Many tropical animals are hunted mercilessly for their value in traditional Asian medicines. Tigers, bears, deer, snakes, and many other animals are near extinction in many places because of this trade. Tigers in India are almost gone and only 3-5000 tigers still exist in the wild anywhere (Tuxill, 1998). Many of these animals, or their parts, are smuggled illegally from Southeast Asian (and other) countries to China and other countries with large Chinese populations for these uses.

The effects of hunting are not just on the animals “taken.” Many animals which are human prey eat fruits and seeds, and are major seed dispersers in tropical forests (see above), and the seeds of certain species of trees must pass through the gut of an animal in order to germinate. In these ways many tropical plants and trees depend upon animals, for, without them, they will not be able to reproduce. For instance, the seeds of Inga ingoides, a South American tree, are dispersed widely by the spider monkey Ateles paniscus. Where this monkey is locally extinct (due to hunting pressures), the trees do not “outbreed”; the seeds fall to the forest floor and patches of seedlings of low genetic diversity surround the parent trees (Moore, 2001). This can be very detrimental to forests, which generally have high genetic diversity, because more homogeneous plants are generally less fit. The loss of elephants in African countries due to hunting has led to a loss of reproductive ability in many valuable tree species (Tuxill, 1998).

Fish and aquatic animals are killed indiscriminately by fishing techniques which employ insecticides and/or dynamite. These techniques not only catch the few desired specimens, but kill all of the other animals in the area. Commercial fishing operations are not sensitive to issues of sustainability. They catch as many marketable fish as possible, and intensify their efforts when fish populations drop (declines due in the first place to overfishing). Such unsustainable fishing operations have led and are leading to severe declines in fish in major river systems within tropical rainforests (see the case of the tambaqui, Part II, F3, b, ia).

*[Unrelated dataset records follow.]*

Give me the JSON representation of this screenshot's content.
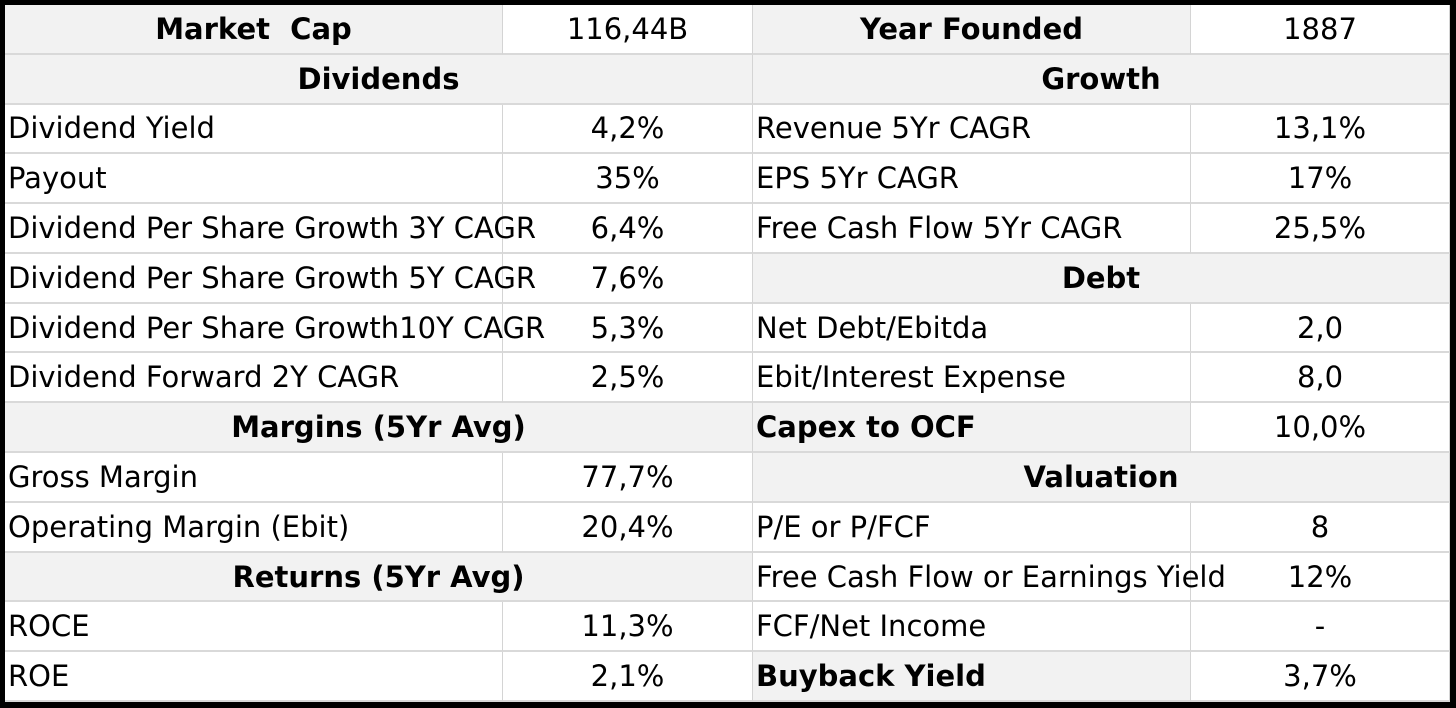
{
  "top": {
    "market_cap_label": "Market  Cap",
    "market_cap_value": "116,44B",
    "year_founded_label": "Year Founded",
    "year_founded_value": "1887"
  },
  "left": {
    "dividends_header": "Dividends",
    "dividend_yield_label": "Dividend Yield",
    "dividend_yield_value": "4,2%",
    "payout_label": "Payout",
    "payout_value": "35%",
    "dps_growth_3y_label": "Dividend Per Share Growth 3Y CAGR",
    "dps_growth_3y_value": "6,4%",
    "dps_growth_5y_label": "Dividend Per Share Growth 5Y CAGR",
    "dps_growth_5y_value": "7,6%",
    "dps_growth_10y_label": "Dividend Per Share Growth10Y CAGR",
    "dps_growth_10y_value": "5,3%",
    "dividend_forward_label": "Dividend Forward 2Y CAGR",
    "dividend_forward_value": "2,5%",
    "margins_header": "Margins (5Yr Avg)",
    "gross_margin_label": "Gross Margin",
    "gross_margin_value": "77,7%",
    "operating_margin_label": "Operating Margin (Ebit)",
    "operating_margin_value": "20,4%",
    "returns_header": "Returns (5Yr Avg)",
    "roce_label": "ROCE",
    "roce_value": "11,3%",
    "roe_label": "ROE",
    "roe_value": "2,1%"
  },
  "right": {
    "growth_header": "Growth",
    "revenue_cagr_label": "Revenue 5Yr CAGR",
    "revenue_cagr_value": "13,1%",
    "eps_cagr_label": "EPS 5Yr CAGR",
    "eps_cagr_value": "17%",
    "fcf_cagr_label": "Free Cash Flow 5Yr CAGR",
    "fcf_cagr_value": "25,5%",
    "debt_header": "Debt",
    "net_debt_label": "Net Debt/Ebitda",
    "net_debt_value": "2,0",
    "ebit_interest_label": "Ebit/Interest Expense",
    "ebit_interest_value": "8,0",
    "capex_label": "Capex to OCF",
    "capex_value": "10,0%",
    "valuation_header": "Valuation",
    "pe_label": "P/E or P/FCF",
    "pe_value": "8",
    "fcf_yield_label": "Free Cash Flow or Earnings Yield",
    "fcf_yield_value": "12%",
    "fcf_ni_label": "FCF/Net Income",
    "fcf_ni_value": "-",
    "buyback_label": "Buyback Yield",
    "buyback_value": "3,7%"
  },
  "colors": {
    "header_bg": "#f2f2f2",
    "border": "#000000",
    "grid_line": "#d9d9d9"
  }
}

Fragmentation may be more serious than previously imagined because the consequences of fragmentation are not static, but progressive. The edges of cut areas do not remain “in place” but gradually recede, further reducing the size of the fragments. Eventually fragments may disappear altogether or undergo ecological collapse.

Why do people heedlessly decimate the precious biodiversity of their planet? Some of them feel they have no economic alternative, while others are driven by the desire for short-term profit. Still others are uncomprehending. Unfortunately, so much of the depredation which is being inflicted upon areas of great biodiversity is, in the long run, and often in the short run, in vain. While tropical forests now occupy less than half of their former range, and much of what remains is damaged or fragmented, the net profit to humanity is slight. Clearing of tropical forests has provided only a relatively small percentage of total agricultural land, since much of the land converted for farms becomes rapidly degraded and is abandoned. Logging results in a one-time profit, mainly to large companies. Ranching is an activity which, on former rainforest land, is uneconomical, requires subsidizing, and is eventually abandoned. But the damage is permanent and the forest irreplaceable, so forest destruction has dire consequences. It degrades aquatic fisheries, causes floods and has many other consequences (see below) – so much harm for so little benefit.